Best Practices for Data Sharing and Archiving

Why Should I Share Data and Code

  1. It is required by some journal publishers (e.g., Nature), and funding agencies (e.g., the National Institutes of Health, National Science Foundation, etc.). It is expected other funding agencies will also require researchers to share data produced during the course of their funded research based on a recently released Office of Science and Technology Policy Memo.
  2. Data can be reused to answer new questions or find new interpretations and discoveries.
  3. Sharing data may lead to sharing research processes, workflows, and tools, which enhances the potential to replicate research results.
  4. Sharing data makes your publications more useful and citable by others, which increases their value.

 How and Where to Share Your Data and Code

  1. Deposit into a recognized data repository.
  2. If no NIH, domain, generalist, or other repository exists, then deposit your data in the Weill Cornell Institutional Data Repository for Research (WIDRR).  WIDRR is an archive without sharing functions.  
  3. When submitting an article, submit your data/code along with your manuscript to the journal’s designated repository.
  4. When sharing your data and code, bundle your data together in a systematic way by following best practices for organizing files and structuring code so others can easily understand and use the data and/or code. 
  5. When sharing your data and code, include enough information so that others can understand and reuse the data set. See the Data Documentation and Metadata page for more info.
  6. Follow best practices to include enough information in the readme files or elsewhere to make it possible to cite the dataset.  See how to cite data sources
  7. Follow best practices to ensure confidentiality of any human participants.

Thoughts about posting data

  1. While posting data on a web page can increase visibility and be helpful for presentation, it is not recommended as a strategy for data sharing.  Instead, deposit your data into a trusted repository that issues DOIs (digital object identifiers) and refer to your data by DOI when citing on web pages or in other media.
  2. Posting code on GitHub is an accepted way of sharing code. To enhance code citability and ensure the exact version of the code accompanies the associated data, deposit your code in a data repository.  Many data repositories support GitHub integration.

Archiving

Archiving ensures that data are properly selected, stored, and accessible.  It maintains the data’s logical and physical integrity, including security and authenticity, over time.  

Data and code archiving keep data clean, documented, organized, and as self-contained as possible.  Data can be archived in various ways:

  1. On local hard disk drives
  2. On long-term tape drives
  3. In the cloud
  4. In dedicated data repositories

A rule of thumb when archiving a project is to document and organize materials such that a colleague could understand the archival bundle without explanation.

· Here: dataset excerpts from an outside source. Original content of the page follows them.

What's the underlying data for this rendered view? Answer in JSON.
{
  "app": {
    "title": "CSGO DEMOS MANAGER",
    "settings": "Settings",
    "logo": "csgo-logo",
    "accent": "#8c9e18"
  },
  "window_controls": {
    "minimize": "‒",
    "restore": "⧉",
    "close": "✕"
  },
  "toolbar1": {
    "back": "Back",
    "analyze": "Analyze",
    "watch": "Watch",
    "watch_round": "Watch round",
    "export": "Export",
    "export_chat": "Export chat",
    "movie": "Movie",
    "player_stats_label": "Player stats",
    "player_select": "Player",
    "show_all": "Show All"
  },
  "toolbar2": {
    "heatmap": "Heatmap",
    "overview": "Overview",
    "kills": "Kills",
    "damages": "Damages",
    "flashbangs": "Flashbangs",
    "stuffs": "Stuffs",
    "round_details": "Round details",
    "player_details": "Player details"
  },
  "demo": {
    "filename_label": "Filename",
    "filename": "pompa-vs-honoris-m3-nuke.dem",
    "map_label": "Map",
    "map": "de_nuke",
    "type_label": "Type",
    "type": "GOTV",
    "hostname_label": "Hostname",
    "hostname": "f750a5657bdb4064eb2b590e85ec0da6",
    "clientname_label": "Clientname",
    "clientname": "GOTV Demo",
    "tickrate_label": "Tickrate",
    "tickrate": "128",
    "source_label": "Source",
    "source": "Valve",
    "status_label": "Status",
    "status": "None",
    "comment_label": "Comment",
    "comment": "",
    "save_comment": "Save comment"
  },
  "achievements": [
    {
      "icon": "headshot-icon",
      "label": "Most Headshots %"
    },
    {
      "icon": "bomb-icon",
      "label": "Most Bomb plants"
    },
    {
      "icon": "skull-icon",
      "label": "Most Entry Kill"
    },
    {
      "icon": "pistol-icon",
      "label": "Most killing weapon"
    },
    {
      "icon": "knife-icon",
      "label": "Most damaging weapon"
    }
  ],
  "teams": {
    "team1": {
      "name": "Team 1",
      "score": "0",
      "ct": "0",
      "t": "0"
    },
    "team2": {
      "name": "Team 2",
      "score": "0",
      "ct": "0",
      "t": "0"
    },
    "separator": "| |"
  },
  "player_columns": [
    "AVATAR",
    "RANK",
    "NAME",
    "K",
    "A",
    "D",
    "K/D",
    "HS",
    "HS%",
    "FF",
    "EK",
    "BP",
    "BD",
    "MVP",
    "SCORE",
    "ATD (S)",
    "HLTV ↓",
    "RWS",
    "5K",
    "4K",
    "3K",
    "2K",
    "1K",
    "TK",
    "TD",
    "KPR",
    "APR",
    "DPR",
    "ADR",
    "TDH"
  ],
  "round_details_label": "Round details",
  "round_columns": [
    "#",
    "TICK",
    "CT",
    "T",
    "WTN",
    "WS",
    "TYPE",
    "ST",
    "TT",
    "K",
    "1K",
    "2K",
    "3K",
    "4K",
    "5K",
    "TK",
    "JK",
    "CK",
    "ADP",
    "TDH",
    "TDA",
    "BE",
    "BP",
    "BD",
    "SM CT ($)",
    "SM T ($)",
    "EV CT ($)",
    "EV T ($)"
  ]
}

Placing data in a dedicated repository is the preferred method of archiving publicly releasable datasets and code (e.g., data associated with published articles) since it allows for data reuse and citation and enables research reproducibility.  Check out the Data Repositories page to get started.  

Using a data repository significantly reduces the risk of data loss.  Data repositories have explicit acknowledgements about storage and how long data will remain available.  It is advisable to retain an offline copy of the data, which is made possible with the WCM Institutional Data Repository for Research (WIDRR).  

Data Retention

Weill Cornell faculty are responsible for retaining all relevant research data by entering required metadata, data, and a methods description into WIDRR, within three years of the final project closeout of either funded or unfunded research.  

  1. Faculty are strongly encouraged to deposit their research data in an approved public data repository when not restricted by reasons of data privacy or confidentiality.
  2. Faculty are required by Cornell University Policy to follow this public deposit with a deposit to WIDRR of metadata, a methods description, and a link to the public deposit, after publication or within three years of the final project closeout of either funded or unfunded research. 

Even when faculty leave WCM, they must make the WIDRR deposit as described in #2.

For more information, see the Samuel J. Wood Library Data Preservation, Access, and Associated Timelines site.

Confidentiality

It is vital to maintain the confidentiality of research subjects for ethical reasons and to ensure continued participation in research.  Sometimes, research data resulting from funded research cannot be shared. Specific policies address this situation, such as the Privacy Rule of the Health Insurance Portability and Accountability Act (HIPAA).  

Researchers who want to ethically share sensitive and confidential data may want to consider the following:

  1. Include a provision for data sharing when obtaining informed consent from research participants.  Language for consent forms with a provision for data sharing is available.  
  2. Evaluate the sensitivity of your data by considering whether they contain either direct or indirect identifiers that could be combined with other public information to identify research participants.
  3. Obtain a confidentiality review – some data archives, such as Inter-University Consortium for Political and Social Research, will review your data for the presence of confidential information.